Meta’s fact-checking partners say they were “surprised” by the company’s decision to abandon third-party data verification on Facebook, Instagram and Threads in favor of a Community Notes model, and some say they are now struggling to figure out if they can survive the hole this leaves in their funding.
“We heard the news like everyone else,” says Alan Duke, co-founder and editor-in-chief of fact-checking site Lead Stories, which began working with Meta in 2019. “Without warning.”
The news that Meta was no longer planning to use their services was announced in a blog post by global affairs director Joel Kaplan on Tuesday morning and an accompanying video from Meta CEO Mark Zuckerberg.
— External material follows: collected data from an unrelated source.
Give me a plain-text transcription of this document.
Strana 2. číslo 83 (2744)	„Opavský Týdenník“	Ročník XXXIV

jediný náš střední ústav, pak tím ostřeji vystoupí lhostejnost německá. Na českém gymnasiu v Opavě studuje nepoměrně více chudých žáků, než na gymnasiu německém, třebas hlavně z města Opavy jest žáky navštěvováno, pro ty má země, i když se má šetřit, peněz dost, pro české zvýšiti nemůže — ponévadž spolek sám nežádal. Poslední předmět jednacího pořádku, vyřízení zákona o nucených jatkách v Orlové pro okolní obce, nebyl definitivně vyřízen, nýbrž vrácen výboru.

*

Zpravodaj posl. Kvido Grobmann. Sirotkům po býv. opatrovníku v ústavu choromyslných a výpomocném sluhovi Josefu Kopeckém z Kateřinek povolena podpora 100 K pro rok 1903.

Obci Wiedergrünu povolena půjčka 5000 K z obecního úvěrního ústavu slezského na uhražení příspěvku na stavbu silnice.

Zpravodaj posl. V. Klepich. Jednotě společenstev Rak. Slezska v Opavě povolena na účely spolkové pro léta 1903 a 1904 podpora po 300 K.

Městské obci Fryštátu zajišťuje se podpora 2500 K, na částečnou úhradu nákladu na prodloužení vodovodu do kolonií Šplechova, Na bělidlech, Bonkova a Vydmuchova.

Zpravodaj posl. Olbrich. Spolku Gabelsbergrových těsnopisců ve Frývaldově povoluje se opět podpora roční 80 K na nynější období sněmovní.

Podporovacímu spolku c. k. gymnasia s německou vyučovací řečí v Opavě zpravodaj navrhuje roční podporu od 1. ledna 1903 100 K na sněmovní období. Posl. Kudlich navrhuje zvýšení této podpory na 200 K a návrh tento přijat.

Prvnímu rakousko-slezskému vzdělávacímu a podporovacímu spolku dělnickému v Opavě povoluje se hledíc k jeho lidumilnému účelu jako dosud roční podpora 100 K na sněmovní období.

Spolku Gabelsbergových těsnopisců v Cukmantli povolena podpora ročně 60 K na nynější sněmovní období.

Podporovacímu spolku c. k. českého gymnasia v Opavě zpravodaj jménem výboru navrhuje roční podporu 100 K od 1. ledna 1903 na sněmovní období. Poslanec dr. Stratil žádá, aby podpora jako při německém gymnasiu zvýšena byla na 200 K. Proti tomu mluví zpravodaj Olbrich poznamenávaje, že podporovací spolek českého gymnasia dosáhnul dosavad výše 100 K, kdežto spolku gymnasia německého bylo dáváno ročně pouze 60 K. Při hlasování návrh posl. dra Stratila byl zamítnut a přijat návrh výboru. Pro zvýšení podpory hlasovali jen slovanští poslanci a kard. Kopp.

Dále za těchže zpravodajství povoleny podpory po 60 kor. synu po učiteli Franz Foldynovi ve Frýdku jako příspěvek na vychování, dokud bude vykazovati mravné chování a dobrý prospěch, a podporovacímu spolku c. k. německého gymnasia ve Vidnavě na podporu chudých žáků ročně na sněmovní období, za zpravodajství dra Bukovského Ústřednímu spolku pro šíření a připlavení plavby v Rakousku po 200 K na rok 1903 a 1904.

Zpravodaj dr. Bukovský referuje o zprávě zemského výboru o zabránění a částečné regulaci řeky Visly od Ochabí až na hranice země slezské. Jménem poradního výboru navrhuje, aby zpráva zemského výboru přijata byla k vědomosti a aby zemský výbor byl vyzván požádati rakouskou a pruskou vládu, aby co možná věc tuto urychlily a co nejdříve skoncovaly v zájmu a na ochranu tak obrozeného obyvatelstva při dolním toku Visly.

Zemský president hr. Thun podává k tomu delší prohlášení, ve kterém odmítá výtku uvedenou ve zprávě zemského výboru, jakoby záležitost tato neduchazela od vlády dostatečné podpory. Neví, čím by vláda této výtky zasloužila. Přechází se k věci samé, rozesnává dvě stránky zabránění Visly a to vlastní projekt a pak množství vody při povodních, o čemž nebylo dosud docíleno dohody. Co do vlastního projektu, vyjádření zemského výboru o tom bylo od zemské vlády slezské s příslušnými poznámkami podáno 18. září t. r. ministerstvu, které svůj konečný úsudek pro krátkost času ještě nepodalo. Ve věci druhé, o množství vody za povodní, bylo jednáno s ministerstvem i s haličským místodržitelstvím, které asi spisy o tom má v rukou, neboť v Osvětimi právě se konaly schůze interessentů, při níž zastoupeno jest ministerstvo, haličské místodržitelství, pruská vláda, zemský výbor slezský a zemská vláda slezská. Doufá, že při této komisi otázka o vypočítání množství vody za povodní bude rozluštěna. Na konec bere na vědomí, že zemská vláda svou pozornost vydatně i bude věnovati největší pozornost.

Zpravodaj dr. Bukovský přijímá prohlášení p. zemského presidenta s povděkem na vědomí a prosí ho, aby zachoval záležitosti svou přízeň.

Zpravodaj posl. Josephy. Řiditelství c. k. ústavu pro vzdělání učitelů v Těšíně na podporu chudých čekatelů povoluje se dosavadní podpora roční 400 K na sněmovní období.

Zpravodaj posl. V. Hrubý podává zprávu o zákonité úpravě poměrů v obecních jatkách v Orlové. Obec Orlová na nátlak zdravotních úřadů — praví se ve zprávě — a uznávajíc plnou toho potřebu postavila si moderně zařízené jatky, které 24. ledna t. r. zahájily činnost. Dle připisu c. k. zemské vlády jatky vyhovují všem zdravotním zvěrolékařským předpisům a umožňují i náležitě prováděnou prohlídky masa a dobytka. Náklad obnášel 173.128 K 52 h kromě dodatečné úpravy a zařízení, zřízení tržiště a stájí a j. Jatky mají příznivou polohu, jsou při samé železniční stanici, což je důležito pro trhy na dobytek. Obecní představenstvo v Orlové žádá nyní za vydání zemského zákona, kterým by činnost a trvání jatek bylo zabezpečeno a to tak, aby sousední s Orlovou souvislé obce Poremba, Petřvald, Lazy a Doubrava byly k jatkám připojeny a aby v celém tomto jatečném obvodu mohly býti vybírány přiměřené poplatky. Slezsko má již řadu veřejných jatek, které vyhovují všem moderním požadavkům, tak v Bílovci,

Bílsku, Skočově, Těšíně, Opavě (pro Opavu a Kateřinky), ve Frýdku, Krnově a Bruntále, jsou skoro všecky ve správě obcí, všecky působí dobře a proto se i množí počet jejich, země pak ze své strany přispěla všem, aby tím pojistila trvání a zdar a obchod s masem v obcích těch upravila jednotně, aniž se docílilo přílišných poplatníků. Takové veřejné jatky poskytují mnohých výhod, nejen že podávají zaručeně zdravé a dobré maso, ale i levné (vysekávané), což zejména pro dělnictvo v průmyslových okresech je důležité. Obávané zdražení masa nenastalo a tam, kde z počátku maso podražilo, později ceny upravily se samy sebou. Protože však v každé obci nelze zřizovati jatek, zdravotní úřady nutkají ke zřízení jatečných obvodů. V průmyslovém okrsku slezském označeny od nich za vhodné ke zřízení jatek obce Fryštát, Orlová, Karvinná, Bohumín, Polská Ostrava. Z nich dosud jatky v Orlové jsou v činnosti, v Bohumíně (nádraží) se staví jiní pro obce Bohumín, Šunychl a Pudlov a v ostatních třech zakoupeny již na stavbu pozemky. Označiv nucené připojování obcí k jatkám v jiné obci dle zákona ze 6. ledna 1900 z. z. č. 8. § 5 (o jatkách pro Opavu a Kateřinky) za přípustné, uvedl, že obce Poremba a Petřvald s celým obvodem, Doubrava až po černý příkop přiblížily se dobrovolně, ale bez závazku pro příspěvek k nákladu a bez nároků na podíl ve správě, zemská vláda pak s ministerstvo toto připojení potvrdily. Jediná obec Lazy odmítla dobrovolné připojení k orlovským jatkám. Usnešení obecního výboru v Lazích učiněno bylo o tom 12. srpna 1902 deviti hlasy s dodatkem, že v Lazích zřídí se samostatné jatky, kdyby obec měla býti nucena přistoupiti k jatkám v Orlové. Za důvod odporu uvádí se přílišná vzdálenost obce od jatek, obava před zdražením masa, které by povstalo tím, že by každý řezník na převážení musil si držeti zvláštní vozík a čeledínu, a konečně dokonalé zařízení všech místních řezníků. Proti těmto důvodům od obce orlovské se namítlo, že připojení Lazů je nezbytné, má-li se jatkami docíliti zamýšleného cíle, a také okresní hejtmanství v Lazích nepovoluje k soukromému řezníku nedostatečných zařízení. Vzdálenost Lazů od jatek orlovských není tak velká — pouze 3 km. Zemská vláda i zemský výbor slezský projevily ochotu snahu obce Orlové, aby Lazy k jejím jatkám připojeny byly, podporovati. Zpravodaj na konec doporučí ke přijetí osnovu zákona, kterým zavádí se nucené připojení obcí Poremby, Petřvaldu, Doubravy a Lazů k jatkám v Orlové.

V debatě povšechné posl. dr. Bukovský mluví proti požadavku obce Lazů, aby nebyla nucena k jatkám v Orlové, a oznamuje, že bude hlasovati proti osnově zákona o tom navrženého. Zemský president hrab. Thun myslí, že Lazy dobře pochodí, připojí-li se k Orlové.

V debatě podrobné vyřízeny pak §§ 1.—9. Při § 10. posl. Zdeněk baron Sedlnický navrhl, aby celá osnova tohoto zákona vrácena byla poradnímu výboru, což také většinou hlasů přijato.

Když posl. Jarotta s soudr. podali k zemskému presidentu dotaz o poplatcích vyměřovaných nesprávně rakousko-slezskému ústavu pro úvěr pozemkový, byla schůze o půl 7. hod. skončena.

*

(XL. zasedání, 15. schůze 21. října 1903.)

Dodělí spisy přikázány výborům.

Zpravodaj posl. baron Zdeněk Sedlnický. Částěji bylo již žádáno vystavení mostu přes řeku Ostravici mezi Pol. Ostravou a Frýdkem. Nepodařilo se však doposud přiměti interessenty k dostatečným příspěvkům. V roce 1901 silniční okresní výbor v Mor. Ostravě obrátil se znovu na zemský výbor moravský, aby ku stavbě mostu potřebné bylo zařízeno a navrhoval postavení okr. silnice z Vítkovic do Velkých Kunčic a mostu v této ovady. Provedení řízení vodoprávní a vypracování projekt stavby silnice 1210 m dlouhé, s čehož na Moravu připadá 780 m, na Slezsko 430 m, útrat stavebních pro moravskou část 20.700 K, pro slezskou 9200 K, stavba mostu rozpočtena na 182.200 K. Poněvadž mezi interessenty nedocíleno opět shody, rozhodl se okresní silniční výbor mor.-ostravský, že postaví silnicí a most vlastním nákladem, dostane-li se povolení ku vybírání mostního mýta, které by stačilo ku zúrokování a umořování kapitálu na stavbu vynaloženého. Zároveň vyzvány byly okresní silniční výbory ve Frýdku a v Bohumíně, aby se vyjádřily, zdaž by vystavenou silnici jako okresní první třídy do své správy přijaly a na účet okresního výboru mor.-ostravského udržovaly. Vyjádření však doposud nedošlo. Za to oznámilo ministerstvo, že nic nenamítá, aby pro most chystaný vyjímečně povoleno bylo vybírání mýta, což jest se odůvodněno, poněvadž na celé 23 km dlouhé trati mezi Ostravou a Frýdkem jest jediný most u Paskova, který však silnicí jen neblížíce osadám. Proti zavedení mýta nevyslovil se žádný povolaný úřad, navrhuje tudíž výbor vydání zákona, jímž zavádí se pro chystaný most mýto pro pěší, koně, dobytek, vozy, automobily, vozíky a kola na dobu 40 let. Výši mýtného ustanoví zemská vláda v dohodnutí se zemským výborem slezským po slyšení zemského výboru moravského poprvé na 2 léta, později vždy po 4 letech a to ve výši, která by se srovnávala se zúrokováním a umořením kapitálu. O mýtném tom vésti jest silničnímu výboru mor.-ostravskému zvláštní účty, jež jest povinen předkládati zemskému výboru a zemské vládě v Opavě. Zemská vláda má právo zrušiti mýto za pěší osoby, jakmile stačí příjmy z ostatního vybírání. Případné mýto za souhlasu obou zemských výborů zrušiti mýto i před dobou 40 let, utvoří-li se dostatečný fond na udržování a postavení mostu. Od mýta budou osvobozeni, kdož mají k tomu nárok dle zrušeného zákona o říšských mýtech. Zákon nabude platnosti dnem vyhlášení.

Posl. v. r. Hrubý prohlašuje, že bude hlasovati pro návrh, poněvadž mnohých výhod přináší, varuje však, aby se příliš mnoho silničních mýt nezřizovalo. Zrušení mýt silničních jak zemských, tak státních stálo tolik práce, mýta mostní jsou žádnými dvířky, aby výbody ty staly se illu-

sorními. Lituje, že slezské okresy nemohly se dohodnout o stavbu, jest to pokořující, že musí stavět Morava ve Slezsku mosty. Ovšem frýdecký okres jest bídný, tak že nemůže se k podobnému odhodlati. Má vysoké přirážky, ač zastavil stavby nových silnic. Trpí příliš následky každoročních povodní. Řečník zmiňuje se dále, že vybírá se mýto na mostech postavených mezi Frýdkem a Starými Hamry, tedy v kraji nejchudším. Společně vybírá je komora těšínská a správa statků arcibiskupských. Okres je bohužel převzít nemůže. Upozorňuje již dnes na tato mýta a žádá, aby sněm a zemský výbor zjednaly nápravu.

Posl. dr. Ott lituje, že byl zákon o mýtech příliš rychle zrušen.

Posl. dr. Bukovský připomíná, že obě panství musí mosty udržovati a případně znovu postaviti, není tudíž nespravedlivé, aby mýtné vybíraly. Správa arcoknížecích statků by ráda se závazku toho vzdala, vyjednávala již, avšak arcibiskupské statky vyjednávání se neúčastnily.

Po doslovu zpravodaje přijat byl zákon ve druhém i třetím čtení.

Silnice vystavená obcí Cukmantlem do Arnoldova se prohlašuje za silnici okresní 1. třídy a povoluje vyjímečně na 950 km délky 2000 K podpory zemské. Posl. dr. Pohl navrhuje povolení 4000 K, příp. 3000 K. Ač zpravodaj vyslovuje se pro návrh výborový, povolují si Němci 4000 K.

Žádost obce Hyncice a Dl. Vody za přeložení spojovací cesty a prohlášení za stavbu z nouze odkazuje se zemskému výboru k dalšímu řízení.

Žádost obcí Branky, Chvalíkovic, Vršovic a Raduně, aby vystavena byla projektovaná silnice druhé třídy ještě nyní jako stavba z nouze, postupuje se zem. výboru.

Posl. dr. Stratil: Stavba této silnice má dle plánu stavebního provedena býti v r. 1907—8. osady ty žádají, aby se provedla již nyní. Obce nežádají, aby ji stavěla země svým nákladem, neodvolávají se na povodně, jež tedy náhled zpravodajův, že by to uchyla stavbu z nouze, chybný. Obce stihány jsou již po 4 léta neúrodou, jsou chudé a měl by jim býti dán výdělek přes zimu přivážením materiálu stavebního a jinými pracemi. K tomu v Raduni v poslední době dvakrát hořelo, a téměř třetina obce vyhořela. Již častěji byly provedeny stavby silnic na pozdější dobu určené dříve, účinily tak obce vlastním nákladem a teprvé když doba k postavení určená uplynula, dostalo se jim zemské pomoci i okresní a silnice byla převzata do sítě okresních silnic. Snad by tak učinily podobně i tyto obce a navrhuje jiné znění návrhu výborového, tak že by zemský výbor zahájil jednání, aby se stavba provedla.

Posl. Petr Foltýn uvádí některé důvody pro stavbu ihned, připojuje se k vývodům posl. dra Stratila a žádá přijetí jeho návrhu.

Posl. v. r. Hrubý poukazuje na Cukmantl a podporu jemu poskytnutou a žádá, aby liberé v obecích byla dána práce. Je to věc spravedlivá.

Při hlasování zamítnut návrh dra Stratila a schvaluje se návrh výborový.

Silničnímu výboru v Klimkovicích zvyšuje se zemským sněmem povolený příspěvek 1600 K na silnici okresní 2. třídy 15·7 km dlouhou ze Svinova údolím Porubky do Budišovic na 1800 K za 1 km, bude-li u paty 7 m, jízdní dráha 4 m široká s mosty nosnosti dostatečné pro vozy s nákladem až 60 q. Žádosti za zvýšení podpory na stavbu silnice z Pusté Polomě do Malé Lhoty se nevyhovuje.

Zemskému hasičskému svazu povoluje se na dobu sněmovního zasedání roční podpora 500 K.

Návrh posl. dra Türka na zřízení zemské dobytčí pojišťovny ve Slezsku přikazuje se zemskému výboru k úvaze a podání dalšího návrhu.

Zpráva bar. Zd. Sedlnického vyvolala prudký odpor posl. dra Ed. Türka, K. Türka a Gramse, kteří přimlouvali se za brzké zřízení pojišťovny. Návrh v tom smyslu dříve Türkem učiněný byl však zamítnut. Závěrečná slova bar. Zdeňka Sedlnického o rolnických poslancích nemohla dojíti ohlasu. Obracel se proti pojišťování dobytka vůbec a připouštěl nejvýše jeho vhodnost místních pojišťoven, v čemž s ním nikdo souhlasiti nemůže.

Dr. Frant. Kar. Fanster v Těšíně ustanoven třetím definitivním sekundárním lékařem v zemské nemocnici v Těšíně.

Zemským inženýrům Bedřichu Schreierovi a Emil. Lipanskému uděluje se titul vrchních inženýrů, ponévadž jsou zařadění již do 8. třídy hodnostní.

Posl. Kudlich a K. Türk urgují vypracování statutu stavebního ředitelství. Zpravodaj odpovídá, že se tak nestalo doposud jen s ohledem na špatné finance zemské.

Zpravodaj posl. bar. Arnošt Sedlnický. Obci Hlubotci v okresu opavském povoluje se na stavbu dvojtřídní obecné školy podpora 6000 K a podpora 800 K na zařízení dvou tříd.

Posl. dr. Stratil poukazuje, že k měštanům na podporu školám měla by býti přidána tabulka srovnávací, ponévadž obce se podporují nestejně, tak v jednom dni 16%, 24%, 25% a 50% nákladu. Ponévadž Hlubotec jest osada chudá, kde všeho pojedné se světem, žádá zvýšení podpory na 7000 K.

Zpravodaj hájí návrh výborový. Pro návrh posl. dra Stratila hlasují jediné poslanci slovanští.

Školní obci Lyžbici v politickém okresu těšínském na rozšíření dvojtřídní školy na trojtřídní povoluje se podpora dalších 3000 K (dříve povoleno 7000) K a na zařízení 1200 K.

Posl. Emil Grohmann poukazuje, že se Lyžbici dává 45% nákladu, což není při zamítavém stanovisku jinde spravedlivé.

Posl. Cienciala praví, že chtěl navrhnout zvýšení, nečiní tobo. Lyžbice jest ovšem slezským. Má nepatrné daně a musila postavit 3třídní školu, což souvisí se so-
Instead, the company plans to rely on X-style Community Notes, which allow users to flag content they consider inaccurate or requires further explanation.
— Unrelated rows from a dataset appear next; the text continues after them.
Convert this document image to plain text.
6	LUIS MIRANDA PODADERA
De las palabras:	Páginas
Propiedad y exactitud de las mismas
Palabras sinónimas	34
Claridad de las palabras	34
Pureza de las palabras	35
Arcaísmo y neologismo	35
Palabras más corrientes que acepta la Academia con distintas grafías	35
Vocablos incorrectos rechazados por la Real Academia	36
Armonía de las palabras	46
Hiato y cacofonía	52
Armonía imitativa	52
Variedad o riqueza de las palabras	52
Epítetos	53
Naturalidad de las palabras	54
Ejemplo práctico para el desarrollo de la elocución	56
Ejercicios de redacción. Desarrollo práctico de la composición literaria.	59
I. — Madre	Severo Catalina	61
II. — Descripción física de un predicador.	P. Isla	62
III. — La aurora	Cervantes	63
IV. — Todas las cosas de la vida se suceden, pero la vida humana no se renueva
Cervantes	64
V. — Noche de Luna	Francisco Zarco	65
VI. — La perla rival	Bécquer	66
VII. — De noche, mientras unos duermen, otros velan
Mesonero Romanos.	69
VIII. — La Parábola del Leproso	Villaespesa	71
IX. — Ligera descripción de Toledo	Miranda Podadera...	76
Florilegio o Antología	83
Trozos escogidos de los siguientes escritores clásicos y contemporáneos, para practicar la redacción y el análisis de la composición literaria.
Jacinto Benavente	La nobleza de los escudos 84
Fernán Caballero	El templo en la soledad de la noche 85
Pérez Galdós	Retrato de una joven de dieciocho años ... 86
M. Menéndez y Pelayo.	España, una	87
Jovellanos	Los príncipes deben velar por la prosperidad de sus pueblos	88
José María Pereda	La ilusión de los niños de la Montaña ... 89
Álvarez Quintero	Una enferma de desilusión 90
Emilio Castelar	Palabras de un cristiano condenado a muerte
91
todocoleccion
Goal partners with dozens of fact-checking organizations and newsrooms around the world, 10 of which are based in the US, where the new Meta rules will be applied for the first time.
“This caught us by surprise,” Jesse Stiller, managing editor of Check Your Fact, Meta’s fact-checking partner, tells WIRED. Their organization started working with Meta in 2019 and they have 10 people working in the newsroom. “This was totally unexpected and out of character for us. “We didn’t know this decision was being considered until Mark posted the video overnight.”
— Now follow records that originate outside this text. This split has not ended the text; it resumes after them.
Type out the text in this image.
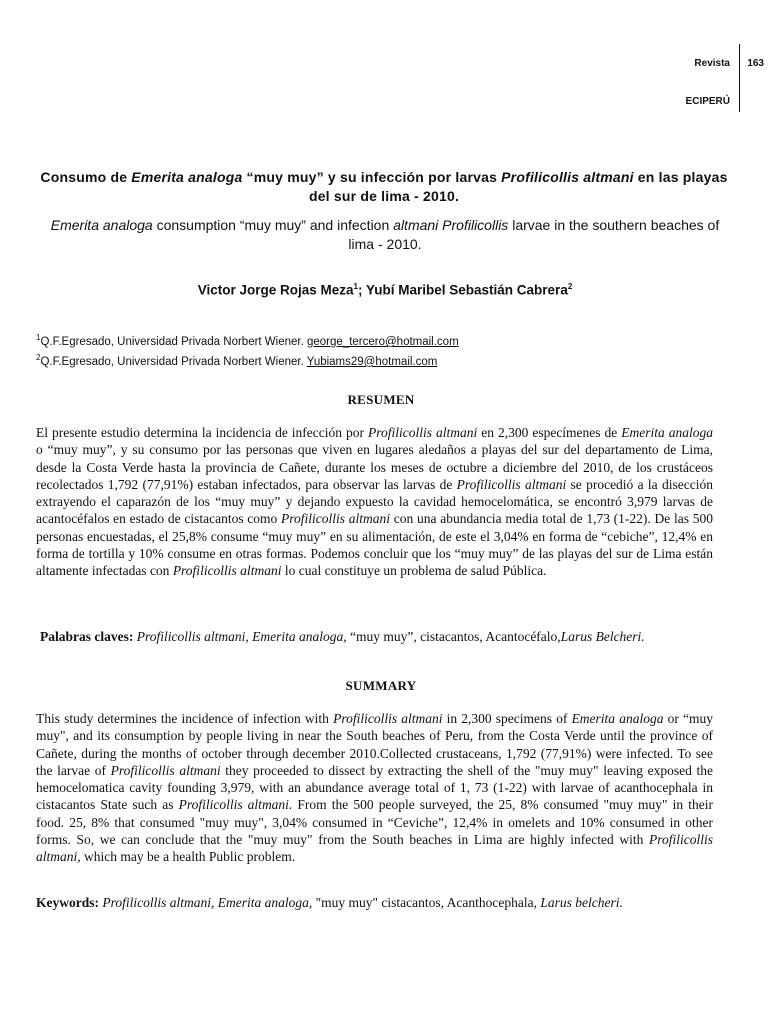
Revista 163
ECIPERÚ
Consumo de Emerita analoga “muy muy” y su infección por larvas Profilicollis altmani en las playas del sur de lima - 2010.
Emerita analoga consumption “muy muy” and infection altmani Profilicollis larvae in the southern beaches of lima - 2010.
Victor Jorge Rojas Meza$^1$; Yubí Maribel Sebastián Cabrera$^2$
$^1$Q.F.Egresado, Universidad Privada Norbert Wiener. george_tercero@hotmail.com
$^2$Q.F.Egresado, Universidad Privada Norbert Wiener. Yubiams29@hotmail.com
RESUMEN
El presente estudio determina la incidencia de infección por Profilicollis altmani en 2,300 especímenes de Emerita analoga o “muy muy”, y su consumo por las personas que viven en lugares aledaños a playas del sur del departamento de Lima, desde la Costa Verde hasta la provincia de Cañete, durante los meses de octubre a diciembre del 2010, de los crustáceos recolectados 1,792 (77,91%) estaban infectados, para observar las larvas de Profilicollis altmani se procedió a la disección extrayendo el caparazón de los “muy muy” y dejando expuesto la cavidad hemocelomática, se encontró 3,979 larvas de acantocéfalos en estado de cistacantos como Profilicollis altmani con una abundancia media total de 1,73 (1-22). De las 500 personas encuestadas, el 25,8% consume “muy muy” en su alimentación, de este el 3,04% en forma de “cebiche”, 12,4% en forma de tortilla y 10% consume en otras formas. Podemos concluir que los “muy muy” de las playas del sur de Lima están altamente infectadas con Profilicollis altmani lo cual constituye un problema de salud Pública.
Palabras claves: Profilicollis altmani, Emerita analoga, “muy muy”, cistacantos, Acantocéfalo,Larus Belcheri.
SUMMARY
This study determines the incidence of infection with Profilicollis altmani in 2,300 specimens of Emerita analoga or “muy muy", and its consumption by people living in near the South beaches of Peru, from the Costa Verde until the province of Cañete, during the months of october through december 2010.Collected crustaceans, 1,792 (77,91%) were infected. To see the larvae of Profilicollis altmani they proceeded to dissect by extracting the shell of the "muy muy" leaving exposed the hemocelomatica cavity founding 3,979, with an abundance average total of 1, 73 (1-22) with larvae of acanthocephala in cistacantos State such as Profilicollis altmani. From the 500 people surveyed, the 25, 8% consumed "muy muy" in their food. 25, 8% that consumed "muy muy", 3,04% consumed in “Ceviche”, 12,4% in omelets and 10% consumed in other forms. So, we can conclude that the "muy muy" from the South beaches in Lima are highly infected with Profilicollis altmani, which may be a health Public problem.
Keywords: Profilicollis altmani, Emerita analoga, "muy muy" cistacantos, Acanthocephala, Larus belcheri.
News organizations that had partnered with Meta to address the spread of misinformation on the platform since 2016 are struggling to figure out how this change will affect them.
“We have no idea what the future of the website will look like,” Stiller says.
Duke says Lead Stories had a diverse revenue stream and the majority of its operations were outside the US, but says the decision would still have an impact on them. “The most painful part of this is losing some very good and experienced journalists, who will no longer be paid to investigate false claims found on Meta platforms,” Duke says.
For others, the financial implications are even more dire. An editor at a U.S.-based fact-checking organization that works with Metas, who was not authorized to speak on the record, told WIRED that Meta’s decision is “eventually going to wear us down.”
Meta did not respond to a request to comment on its partners’ allegations or the financial impact its decision would have on some organizations.
“Meta didn’t owe the fact-checkers anything, but it knows that by withdrawing this partnership it is eliminating a very important source of funding for the ecosystem globally,” says Alexios Mantzarlis, who helped establish the first partnerships between fact-checkers. data and Facebook between 2015 and 2019 as director of the International Fact-Checking Network.
Meta partners were also angered by Zuckerberg’s accusation that fact-checkers had become too biased.
According to Duke, it’s disappointing to hear Mark Zuckerberg accuse Meta’s third-party fact-checking program organizations in the United States of being “too politically biased.” “Let me check that. Lead Stories follows the highest standards of journalism and ethics required by the International Fact-Checking Network’s code of principles. “We fact-check regardless of where on the political spectrum a false claim originates.”